The harsh truth is that "King Kong"'s success
highlights the Western tendency
to fetishize and exploit foreign cultures.
"King Kong"'s influences give us a perspective
into the history of conquest and colonialism.
Both filmmakers, Cooper and Schoedsack,
previously worked on films documenting wildlife
and human inhabitants of exotic locales.
And jungle adventure films were a popular genre of the time.
These movies set in-- you guessed it--the jungle,
show predominantly white characters
exploring a faraway land.
A classic example-- "Tarzan of the Apes,"
and its many, many, many sequels and spinoffs.
Tarzan himself became king of the apes
and embodied the noble savage trope.
Then there's 1922's "Jungle Goddess,"
which featured a kidnapped white woman
who becomes the goddess of an African community.
Overall, there's a lot of racist
and colonialist tropes in this genre.
The white adventurers face threats
from stereotypically-portrayed natives
who are constructed as uncivilized, violent,
and obsessed with white female beauty.
But another nefarious influence on "King Kong"'s story
may have been the faux documentary
racial exploitation film "Ingagi."
In the film, African women
are offered as sexual sacrifices to gorillas,
essentially pornography that grotesquely demonized
interracial relationships.
The 1930 film would be pulled from theaters
under the Hays Code,
but not before reaching box-office success.

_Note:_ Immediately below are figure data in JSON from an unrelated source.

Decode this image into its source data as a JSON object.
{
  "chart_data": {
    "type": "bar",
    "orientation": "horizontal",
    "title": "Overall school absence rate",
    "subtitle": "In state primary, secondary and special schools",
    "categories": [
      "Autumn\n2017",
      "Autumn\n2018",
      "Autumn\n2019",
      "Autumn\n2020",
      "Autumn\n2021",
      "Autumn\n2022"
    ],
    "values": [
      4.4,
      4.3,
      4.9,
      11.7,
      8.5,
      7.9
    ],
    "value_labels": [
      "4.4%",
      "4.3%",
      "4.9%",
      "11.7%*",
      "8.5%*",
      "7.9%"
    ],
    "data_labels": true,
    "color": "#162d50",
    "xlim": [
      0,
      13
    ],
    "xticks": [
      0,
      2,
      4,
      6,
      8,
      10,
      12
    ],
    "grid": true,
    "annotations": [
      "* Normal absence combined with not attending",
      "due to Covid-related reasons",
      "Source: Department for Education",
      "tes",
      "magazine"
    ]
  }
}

It was one of the highest grossing
Hollywood films that year.
This financial success likely fueled RKO Radio Pictures'
investment in "King Kong"'s creation and distribution.

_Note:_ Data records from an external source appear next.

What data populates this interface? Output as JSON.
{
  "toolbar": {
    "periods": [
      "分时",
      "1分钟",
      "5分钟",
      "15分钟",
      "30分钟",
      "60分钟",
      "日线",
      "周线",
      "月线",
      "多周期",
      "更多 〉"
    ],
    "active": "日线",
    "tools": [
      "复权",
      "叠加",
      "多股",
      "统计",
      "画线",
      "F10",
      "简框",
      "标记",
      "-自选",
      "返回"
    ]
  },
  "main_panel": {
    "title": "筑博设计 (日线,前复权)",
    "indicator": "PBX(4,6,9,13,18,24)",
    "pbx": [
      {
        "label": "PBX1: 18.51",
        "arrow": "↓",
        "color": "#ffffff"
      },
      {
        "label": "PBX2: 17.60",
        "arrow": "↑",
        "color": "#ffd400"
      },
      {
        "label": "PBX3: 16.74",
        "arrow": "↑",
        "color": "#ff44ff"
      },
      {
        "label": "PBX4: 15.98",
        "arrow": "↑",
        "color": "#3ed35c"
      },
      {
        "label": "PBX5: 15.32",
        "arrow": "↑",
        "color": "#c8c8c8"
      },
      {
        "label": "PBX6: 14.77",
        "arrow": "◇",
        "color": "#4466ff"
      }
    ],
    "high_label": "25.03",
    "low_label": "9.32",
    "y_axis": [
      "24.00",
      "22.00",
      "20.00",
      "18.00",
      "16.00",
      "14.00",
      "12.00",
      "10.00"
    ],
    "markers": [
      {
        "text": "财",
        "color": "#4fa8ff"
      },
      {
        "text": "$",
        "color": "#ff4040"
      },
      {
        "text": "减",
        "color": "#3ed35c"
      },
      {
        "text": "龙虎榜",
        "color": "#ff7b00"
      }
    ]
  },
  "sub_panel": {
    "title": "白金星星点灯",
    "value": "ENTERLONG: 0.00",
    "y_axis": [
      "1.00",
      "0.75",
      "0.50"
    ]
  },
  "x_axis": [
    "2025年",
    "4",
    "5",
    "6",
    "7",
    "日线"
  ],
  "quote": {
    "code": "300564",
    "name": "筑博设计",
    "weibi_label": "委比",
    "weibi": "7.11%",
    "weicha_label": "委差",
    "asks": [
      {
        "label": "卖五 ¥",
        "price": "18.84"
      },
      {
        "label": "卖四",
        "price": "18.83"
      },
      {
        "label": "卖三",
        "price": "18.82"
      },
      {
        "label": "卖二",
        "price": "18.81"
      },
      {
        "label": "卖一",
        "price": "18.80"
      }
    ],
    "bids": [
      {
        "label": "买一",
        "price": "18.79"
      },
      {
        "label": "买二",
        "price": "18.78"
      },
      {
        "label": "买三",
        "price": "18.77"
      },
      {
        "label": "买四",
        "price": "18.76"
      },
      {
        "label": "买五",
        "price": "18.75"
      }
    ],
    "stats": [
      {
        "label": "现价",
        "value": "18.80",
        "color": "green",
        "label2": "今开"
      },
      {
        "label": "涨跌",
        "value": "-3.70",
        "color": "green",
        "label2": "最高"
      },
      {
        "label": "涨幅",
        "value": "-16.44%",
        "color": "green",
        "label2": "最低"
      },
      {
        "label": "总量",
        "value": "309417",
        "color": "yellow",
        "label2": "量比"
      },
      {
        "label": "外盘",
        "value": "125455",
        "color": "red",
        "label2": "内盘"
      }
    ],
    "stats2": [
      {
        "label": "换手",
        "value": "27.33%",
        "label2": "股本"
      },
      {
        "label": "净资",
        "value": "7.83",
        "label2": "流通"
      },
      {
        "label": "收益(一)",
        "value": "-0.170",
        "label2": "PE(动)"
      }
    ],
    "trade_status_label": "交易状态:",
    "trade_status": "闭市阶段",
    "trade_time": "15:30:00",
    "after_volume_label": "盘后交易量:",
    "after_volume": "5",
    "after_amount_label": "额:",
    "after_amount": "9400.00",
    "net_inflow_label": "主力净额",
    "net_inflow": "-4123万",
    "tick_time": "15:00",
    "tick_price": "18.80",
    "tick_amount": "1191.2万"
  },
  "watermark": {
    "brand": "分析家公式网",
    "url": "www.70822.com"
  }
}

They just needed to monetize racism in a less obvious way.
Considering the overt racism
at the time "King Kong" was produced,
Kong's place in the dark history
of dehumanizing people of color is undeniable.
Comparing people to and portraying them as gorillas,
monkeys, and orangutans was a common practice at the time,
and these undertones in the film
would not have gone unnoticed by moviegoers in 1933.

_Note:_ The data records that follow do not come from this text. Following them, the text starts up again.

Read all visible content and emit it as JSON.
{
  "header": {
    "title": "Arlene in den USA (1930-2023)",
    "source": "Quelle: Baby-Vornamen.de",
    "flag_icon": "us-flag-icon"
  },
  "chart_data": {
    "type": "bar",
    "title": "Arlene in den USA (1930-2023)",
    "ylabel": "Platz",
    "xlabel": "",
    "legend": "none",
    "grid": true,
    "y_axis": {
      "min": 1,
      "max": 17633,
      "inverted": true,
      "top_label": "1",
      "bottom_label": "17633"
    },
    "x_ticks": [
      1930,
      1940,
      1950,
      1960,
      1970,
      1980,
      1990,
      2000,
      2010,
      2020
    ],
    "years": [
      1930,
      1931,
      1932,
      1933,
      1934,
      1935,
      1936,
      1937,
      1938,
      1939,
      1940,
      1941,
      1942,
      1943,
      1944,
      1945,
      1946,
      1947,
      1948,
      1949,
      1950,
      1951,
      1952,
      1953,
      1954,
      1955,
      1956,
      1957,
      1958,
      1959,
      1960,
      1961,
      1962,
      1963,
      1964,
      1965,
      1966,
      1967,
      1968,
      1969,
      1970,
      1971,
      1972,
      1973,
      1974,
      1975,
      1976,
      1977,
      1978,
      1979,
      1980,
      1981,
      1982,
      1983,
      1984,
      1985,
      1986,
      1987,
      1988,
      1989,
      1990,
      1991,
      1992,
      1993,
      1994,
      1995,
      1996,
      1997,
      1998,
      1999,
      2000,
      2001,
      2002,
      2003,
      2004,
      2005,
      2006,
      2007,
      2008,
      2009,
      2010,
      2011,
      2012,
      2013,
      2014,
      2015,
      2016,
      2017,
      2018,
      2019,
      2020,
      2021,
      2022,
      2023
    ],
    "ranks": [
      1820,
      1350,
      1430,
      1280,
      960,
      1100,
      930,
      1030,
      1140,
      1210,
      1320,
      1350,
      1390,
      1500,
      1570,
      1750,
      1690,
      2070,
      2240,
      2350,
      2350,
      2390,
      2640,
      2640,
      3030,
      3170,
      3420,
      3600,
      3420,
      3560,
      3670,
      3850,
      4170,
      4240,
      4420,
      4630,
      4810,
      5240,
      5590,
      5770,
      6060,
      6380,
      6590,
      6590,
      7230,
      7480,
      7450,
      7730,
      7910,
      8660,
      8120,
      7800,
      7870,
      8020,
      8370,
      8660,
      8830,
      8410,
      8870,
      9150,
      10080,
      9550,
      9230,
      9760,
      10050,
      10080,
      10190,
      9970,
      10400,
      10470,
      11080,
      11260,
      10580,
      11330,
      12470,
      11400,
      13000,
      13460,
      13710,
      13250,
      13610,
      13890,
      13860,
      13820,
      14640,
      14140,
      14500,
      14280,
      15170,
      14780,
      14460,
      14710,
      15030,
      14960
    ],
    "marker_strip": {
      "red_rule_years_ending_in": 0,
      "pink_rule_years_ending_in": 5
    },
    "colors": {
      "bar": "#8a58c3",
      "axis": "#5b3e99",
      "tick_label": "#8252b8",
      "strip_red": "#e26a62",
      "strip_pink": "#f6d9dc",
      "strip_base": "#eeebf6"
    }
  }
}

The so-called savage ape, dark and menacing,
obsessed with the beauty of a white woman
he seizes for his own
was a pretty transparent metaphor for racist fears.
There's also the fact that Kong's physical journey
from his native land to the U.S. to be exploited for profit
aligns with the narrative of enslaved people.
King Kong appears at a time when civil rights deprivations
were fueling cause for equality in housing,
employment, and education.
"King Kong" can be read as a metaphor
for how Black men were treated
and are still treated in America
as both glorious spectacle and violent threat.
Kong evokes the dangerous exotic other,
but he is also a sympathetic character
that the audience is meant to identify with.
Kong triumphantly clutches
the top of the needle in one hand
-and Anne in the other. -[Anne screaming]
He has not just conquered the city, but the world.
At the time, the Empire State Building
was the tallest building in the world.
He towers over the symbol of modern civilization.
Cooper stated that part of the creature's inspiration
came from a desire to place a symbol of prehistoric life
in the modern mechanized world
and have a modern weapon, the airplane, kill him.
In a press release for the film, he said,
"Why not place him at the pinnacle
"of the tallest building,
"symbol in steel, stone, and aspiration,
and pit him against modern man?"
Of course, as a foreigner on U.S. soil,
Kong's triumph is short-lived.
A revived RKO Radio Pictures
followed up the success of "King Kong" with a quick sequel,
"Son of Kong," released just nine months later.
But then no new contributions
to the franchise until the 1960s.
Sure, there were re-releases that drew big crowds
and established a global audience,
but nothing new was added to the story for almost 30 years.
And when those changes came, they would be pretty big ones.
He wreaks havoc upon the city
and famously climbs the Empire State Building
before being shot down by mm-the military.
Sorry, it's okay, I'll do the whole paragraph again anyway.